Com "O Ornitólogo" (2016) João Pedro Rodrigues constrói um filme primitivo e belíssimo, que dá a melhor continuidade a uma obra cinematográfica já longa e de grande relevo entre curtas e longas-metragens, documentário e ficção.
O início remete para "Rio Sem Regresso"/"River of No Return", de Otto Preminger (1954), para o que o cineasta chamava a atenção há tempos nos Cahiers du Cinéma, quando Fernando/Paul Hamy desce o rio numa canoa, no início de um percurso solitário em que vai encontrar primeiro duas chinesas, que o deixam amarrado e pendurado numa árvore.
Mas o melhor de "O Ornitólogo" chega a partir do momento em que a sombra móvel das nuvens se desloca sobre a terra, na floresta com os mascarados que falam mirandês e o encontro fatal do protagonista com o pastor surdo-mudo, porque a partir daí sente-se também a presença de "A Sombra do Caçador"/"The Night of the Hunter", de Charles Laughton (1955), com o seu proposto bestiário simbólico.
Depois da estatuária religiosa, das amazonas que o atingem e o acordam, dos animais estáticos e deslocados e de Fernando se ter despojado dos seus escassos pertences, o final, com os duplos, é inesperado, justo e bem visto, levando-os a caminho de Pádua, onde se cruzam com as duas chinesas do início, num percurso que tinha começado sob a égide de Santo António e no Caminho de Santiago.
Com uma fotografia soberba de Rui Poças, um grande trabalho sobre os ruídos (a floresta, a natureza) e um grande actor, as referências de um erotismo religioso percebem-se e são inteiramente conseguidas, mesmo quando forçadas - a pomba branca que afinal não tinha partido uma asa.

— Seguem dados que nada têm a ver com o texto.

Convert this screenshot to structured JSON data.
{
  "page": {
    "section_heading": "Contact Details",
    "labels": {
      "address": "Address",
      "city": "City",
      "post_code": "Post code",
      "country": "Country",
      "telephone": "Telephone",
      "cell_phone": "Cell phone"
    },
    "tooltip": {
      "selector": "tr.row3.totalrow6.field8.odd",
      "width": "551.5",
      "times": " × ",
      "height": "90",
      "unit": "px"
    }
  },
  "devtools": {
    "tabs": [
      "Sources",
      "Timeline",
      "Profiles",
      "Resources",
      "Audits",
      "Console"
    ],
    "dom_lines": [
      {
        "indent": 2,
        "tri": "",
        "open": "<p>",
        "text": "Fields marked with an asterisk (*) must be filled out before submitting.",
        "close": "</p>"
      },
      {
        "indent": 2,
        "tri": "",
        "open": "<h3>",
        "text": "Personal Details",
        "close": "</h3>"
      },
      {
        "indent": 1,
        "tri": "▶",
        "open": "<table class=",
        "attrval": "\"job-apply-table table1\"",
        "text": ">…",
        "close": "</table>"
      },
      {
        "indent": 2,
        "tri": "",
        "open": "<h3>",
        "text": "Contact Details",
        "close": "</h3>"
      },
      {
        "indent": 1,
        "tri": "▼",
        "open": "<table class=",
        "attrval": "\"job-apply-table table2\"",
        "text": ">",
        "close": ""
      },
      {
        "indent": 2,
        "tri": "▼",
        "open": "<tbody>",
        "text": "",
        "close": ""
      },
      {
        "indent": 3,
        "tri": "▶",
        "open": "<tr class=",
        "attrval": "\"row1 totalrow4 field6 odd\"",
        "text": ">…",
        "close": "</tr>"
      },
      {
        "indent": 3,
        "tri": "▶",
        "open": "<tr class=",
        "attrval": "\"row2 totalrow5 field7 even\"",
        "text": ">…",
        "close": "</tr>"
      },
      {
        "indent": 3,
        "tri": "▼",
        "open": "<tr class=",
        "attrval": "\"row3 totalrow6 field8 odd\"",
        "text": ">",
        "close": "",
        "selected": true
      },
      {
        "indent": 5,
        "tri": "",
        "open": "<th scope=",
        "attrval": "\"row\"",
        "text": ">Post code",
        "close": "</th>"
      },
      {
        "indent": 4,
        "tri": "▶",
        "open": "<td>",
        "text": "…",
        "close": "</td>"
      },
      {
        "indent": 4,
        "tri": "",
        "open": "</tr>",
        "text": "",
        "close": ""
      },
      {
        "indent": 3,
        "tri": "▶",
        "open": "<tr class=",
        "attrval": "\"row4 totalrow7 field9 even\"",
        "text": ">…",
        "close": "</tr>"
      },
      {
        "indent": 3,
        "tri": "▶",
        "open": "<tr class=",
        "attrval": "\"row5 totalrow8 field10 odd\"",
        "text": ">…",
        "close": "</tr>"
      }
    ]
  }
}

Escrito com João Rui Guerra da Mata, "O Ornitólogo" de João Pedro Rodrigues será o seu melhor filme até agora, com o seu percurso iniciático extravagante e fantástico, que junta o sexo e a morte com o despertar e o ressurgir. São assim inteiramente merecidos o reconhecimento e a divulgação internacionais que a sua obra está a merecer - sobre o cineasta, ver "Encruzilhada", de 30 de Março de 2013.